#225 Automated video analysis in R A partial nephrectomy- Dr. P. De Backer, Prof. Alexandre Mottrie
This is one of the 2023 KS International Innovation Awards videos selected for inclusion in the Vattikuti Foundation – ORSI Humans on the Cutting Edge of Robotic Surgery Conference, October 6, 7 & 8, 2023 in Ghent, Belgium. Posting does not imply that is has been selected as a Finalist, just that the content will be discussed at the Conference.
From the entry: Automated video analysis in robot-assisted partial nephrectomy By Alex Mottrie – OLV Hospital Aalst & Orsi Academy Melle, Belgium
Objective: Artificial Intelligence (A.I.) is a key enabler technology towards automated surgical navigation and has shown to be successful in automatically steering robotic instruments. Nevertheless, automated surgical scene interpretation as an enabler for autonomous action has not been achieved, mainly due to the continuous tissue deformation and a lack of sub-surface information. We present an A.I. system which recognizes surgical tissues and phases during robot-assisted partial nephrectomy (RAPN) autonomously.

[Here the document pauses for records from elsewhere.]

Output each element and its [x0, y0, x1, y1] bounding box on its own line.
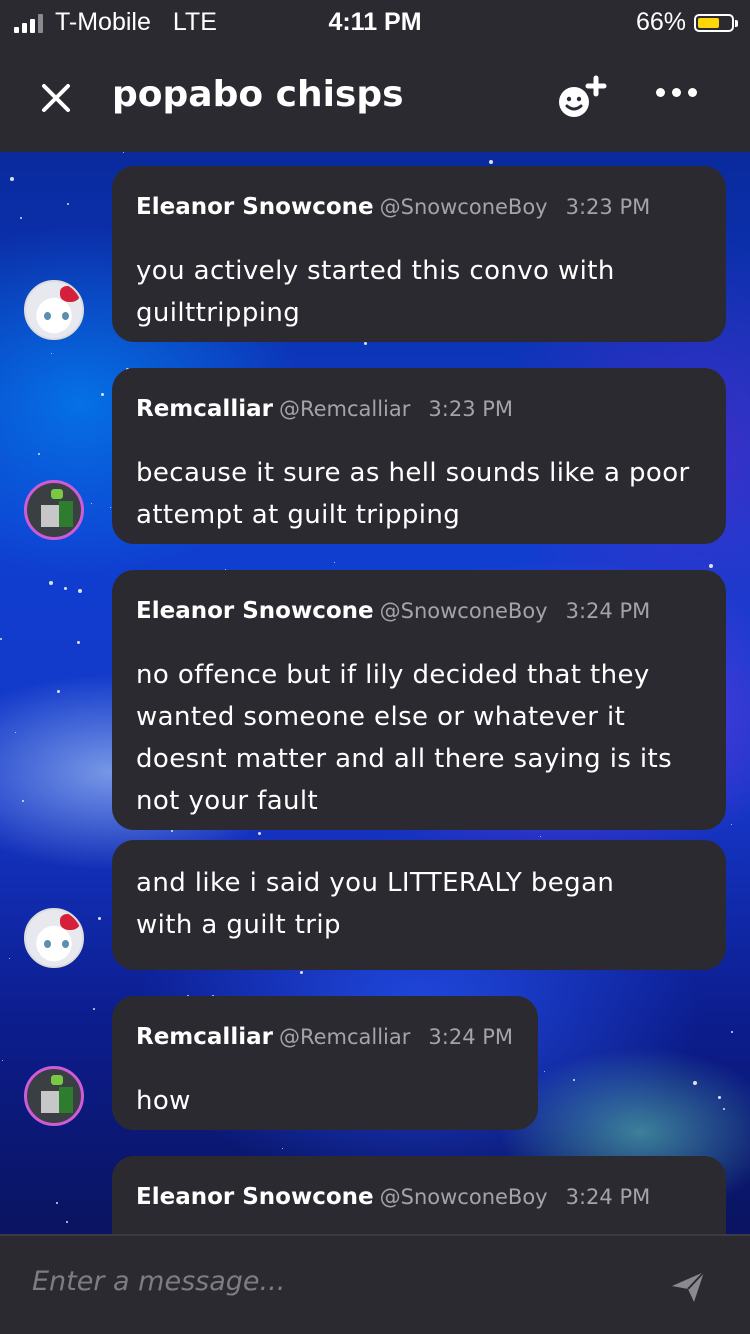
message-author[interactable]: Eleanor Snowcone — [136, 194, 374, 220]
star-decoration — [258, 832, 261, 835]
message-text: you actively started this convo with guil… — [136, 256, 615, 328]
message-time: 3:24 PM — [565, 599, 651, 623]
more-dots-icon[interactable] — [656, 88, 697, 97]
star-decoration — [718, 1096, 721, 1099]
star-decoration — [723, 1108, 725, 1110]
star-decoration — [77, 641, 80, 644]
smiley-plus-icon[interactable] — [556, 74, 608, 122]
star-decoration — [364, 342, 367, 345]
star-decoration — [66, 1221, 68, 1223]
message-bubble[interactable]: Eleanor Snowcone @SnowconeBoy 3:23 PM you … — [112, 166, 726, 342]
message-bubble[interactable]: Remcalliar @Remcalliar 3:23 PM because it … — [112, 368, 726, 544]
star-decoration — [300, 971, 303, 974]
star-decoration — [67, 203, 69, 205]
star-decoration — [709, 564, 713, 568]
message-time: 3:24 PM — [565, 1185, 651, 1209]
send-icon[interactable] — [668, 1266, 708, 1306]
star-decoration — [101, 393, 104, 396]
star-decoration — [56, 1202, 58, 1204]
message-bubble[interactable]: and like i said you LITTERALY began with … — [112, 840, 726, 970]
message-handle: @Remcalliar — [278, 397, 411, 421]
message-handle: @Remcalliar — [278, 1025, 411, 1049]
star-decoration — [334, 562, 335, 563]
star-decoration — [64, 587, 67, 590]
star-decoration — [9, 958, 10, 959]
message-text: because it sure as hell sounds like a po… — [136, 458, 690, 530]
message-handle: @SnowconeBoy — [379, 599, 548, 623]
star-decoration — [93, 1008, 95, 1010]
avatar-remcalliar[interactable] — [24, 480, 84, 540]
star-decoration — [123, 152, 124, 153]
star-decoration — [489, 160, 493, 164]
message-text: how — [136, 1086, 191, 1116]
message-author[interactable]: Eleanor Snowcone — [136, 1184, 374, 1210]
message-bubble[interactable]: Eleanor Snowcone @SnowconeBoy 3:24 PM — [112, 1156, 726, 1234]
star-decoration — [110, 507, 111, 508]
star-decoration — [78, 589, 82, 593]
chat-title: popabo chisps — [112, 74, 404, 115]
star-decoration — [731, 824, 732, 825]
message-handle: @SnowconeBoy — [379, 195, 548, 219]
message-handle: @SnowconeBoy — [379, 1185, 548, 1209]
close-icon[interactable] — [36, 78, 76, 118]
message-composer: Enter a message... — [0, 1234, 750, 1334]
message-time: 3:23 PM — [428, 397, 514, 421]
star-decoration — [91, 503, 92, 504]
avatar-eleanor[interactable] — [24, 280, 84, 340]
star-decoration — [731, 1031, 733, 1033]
battery-percent: 66% — [635, 8, 686, 36]
star-decoration — [15, 732, 16, 733]
star-decoration — [10, 177, 14, 181]
message-author[interactable]: Remcalliar — [136, 1024, 273, 1050]
star-decoration — [544, 1071, 545, 1072]
star-decoration — [2, 1060, 3, 1061]
star-decoration — [20, 217, 22, 219]
star-decoration — [57, 690, 60, 693]
star-decoration — [282, 1148, 283, 1149]
message-text: and like i said you LITTERALY began with … — [136, 868, 615, 940]
star-decoration — [171, 830, 173, 832]
message-author[interactable]: Eleanor Snowcone — [136, 598, 374, 624]
chat-background: Eleanor Snowcone @SnowconeBoy 3:23 PM you … — [0, 152, 750, 1234]
battery-icon — [694, 13, 738, 32]
message-time: 3:24 PM — [428, 1025, 514, 1049]
star-decoration — [98, 917, 101, 920]
avatar-eleanor[interactable] — [24, 908, 84, 968]
message-time: 3:23 PM — [565, 195, 651, 219]
star-decoration — [22, 800, 24, 802]
star-decoration — [540, 836, 541, 837]
message-input[interactable]: Enter a message... — [32, 1266, 285, 1297]
message-text: no offence but if lily decided that they… — [136, 660, 673, 816]
message-bubble[interactable]: Eleanor Snowcone @SnowconeBoy 3:24 PM no o… — [112, 570, 726, 830]
message-author[interactable]: Remcalliar — [136, 396, 273, 422]
star-decoration — [0, 638, 2, 640]
avatar-remcalliar[interactable] — [24, 1066, 84, 1126]
message-bubble[interactable]: Remcalliar @Remcalliar 3:24 PM how — [112, 996, 538, 1130]
star-decoration — [51, 353, 52, 354]
status-bar: T-Mobile LTE 4:11 PM 66% — [0, 0, 750, 44]
chat-header: popabo chisps — [0, 44, 750, 152]
star-decoration — [573, 1079, 575, 1081]
star-decoration — [38, 453, 40, 455]
star-decoration — [693, 1081, 697, 1085]
star-decoration — [49, 581, 53, 585]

Methods: 79 RAPN videos were collected from two tertiary hospitals. 15,519 images were extracted and 48,371 organs were manually annotated. Subsequently, 13 surgical phases according to the RAPN ERUS protocol (fig 1.b), were manually indicated. The organ and phase data is fed into an A.I. system which automatically learns to identify the relevant anatomy and predicts the surgical phase.

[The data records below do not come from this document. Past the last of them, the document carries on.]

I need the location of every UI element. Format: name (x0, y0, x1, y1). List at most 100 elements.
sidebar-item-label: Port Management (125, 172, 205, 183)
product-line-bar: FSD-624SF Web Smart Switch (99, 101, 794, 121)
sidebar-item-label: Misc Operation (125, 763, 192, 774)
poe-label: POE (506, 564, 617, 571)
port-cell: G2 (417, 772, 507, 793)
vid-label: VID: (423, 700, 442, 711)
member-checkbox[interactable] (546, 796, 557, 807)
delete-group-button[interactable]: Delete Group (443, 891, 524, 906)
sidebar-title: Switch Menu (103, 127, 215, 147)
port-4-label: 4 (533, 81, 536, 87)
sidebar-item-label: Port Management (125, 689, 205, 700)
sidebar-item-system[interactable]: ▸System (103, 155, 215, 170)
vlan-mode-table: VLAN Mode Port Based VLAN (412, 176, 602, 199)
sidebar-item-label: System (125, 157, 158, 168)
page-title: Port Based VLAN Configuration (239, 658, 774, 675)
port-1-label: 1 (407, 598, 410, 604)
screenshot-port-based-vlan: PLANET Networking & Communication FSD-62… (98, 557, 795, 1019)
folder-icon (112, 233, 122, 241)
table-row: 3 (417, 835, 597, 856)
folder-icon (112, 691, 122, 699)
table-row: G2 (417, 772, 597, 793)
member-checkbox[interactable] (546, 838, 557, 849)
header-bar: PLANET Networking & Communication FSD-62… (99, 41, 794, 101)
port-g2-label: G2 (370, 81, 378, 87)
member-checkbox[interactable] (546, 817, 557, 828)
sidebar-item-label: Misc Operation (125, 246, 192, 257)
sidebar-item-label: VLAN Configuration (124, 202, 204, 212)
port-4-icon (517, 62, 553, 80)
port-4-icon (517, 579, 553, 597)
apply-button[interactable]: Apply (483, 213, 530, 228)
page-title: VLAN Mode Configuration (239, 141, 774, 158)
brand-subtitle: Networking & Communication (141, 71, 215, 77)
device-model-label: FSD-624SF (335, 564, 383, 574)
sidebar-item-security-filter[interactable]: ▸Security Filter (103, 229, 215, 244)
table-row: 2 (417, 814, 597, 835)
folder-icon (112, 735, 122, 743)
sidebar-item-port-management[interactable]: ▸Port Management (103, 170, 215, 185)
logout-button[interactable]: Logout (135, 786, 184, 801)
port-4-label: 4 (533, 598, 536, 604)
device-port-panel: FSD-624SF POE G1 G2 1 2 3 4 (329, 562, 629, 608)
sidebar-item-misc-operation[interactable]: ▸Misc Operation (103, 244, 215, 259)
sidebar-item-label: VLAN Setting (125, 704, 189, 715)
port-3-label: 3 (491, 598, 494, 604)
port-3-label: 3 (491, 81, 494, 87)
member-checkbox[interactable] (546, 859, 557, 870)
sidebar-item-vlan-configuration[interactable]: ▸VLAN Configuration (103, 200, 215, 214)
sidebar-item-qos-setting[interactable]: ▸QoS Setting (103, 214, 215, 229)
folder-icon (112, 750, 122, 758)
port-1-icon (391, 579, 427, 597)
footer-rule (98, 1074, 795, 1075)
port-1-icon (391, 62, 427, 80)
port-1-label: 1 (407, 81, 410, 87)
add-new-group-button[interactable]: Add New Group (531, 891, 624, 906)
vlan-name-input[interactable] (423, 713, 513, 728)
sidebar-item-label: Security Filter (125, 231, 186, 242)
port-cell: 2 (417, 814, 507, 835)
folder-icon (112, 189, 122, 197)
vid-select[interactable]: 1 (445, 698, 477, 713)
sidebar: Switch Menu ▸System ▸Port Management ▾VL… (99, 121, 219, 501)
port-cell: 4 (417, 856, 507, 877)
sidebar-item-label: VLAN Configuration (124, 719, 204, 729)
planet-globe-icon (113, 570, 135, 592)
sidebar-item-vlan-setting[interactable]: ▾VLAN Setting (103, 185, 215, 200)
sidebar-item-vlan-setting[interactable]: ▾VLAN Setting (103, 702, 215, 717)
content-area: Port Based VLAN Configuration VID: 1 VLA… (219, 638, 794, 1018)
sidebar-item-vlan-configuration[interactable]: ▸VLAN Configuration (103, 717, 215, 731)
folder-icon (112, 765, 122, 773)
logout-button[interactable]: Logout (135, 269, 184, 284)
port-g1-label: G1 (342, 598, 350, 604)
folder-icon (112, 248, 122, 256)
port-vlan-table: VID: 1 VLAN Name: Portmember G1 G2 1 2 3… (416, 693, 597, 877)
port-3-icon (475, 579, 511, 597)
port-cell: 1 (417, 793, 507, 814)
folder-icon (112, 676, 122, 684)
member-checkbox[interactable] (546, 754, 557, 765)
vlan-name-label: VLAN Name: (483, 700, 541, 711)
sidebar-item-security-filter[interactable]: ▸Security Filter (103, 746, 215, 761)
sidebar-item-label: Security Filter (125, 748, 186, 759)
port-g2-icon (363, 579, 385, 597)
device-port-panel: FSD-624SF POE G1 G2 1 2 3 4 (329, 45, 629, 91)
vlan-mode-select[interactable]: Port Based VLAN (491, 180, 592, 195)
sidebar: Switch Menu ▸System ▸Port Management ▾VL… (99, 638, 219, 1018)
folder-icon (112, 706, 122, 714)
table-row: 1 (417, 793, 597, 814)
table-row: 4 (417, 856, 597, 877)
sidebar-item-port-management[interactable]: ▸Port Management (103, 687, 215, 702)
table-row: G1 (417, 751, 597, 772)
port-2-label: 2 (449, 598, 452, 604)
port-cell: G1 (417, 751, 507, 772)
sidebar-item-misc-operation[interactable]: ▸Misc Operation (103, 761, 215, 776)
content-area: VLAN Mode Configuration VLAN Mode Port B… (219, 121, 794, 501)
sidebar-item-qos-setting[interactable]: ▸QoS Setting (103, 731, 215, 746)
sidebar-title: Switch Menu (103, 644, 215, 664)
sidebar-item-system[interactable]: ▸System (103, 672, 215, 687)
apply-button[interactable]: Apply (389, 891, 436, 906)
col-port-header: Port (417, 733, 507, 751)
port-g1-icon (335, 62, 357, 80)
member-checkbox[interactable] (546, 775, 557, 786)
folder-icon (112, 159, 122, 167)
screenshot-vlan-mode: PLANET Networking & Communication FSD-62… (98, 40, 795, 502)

Results: Automated tissue detection achieves 97.0% specificity, 59.9% sensitivity and 66.1% precision (Fig 1 (a) – colored overlay depicts the prediction). Automated phase detection achieves of 97.7% specificity, 58.8% sensitivity and 77.4% precision (Fig 1(b)-results for 2 procedures). Organ detection can distinguish the major anatomy. Phase detection is capable of automatically recognizing the major parts of the surgery.
Conclusion: We present the feasibility of A.I. to delineate both organs and phases in RAPN. This study is, to our best knowledge, the first to demonstrate the feasibility of such a dual analysis in RAPN. Apart from improving Augmented Reality, this technology can assist in training and teaching and serve as an intelligent surgical assistant.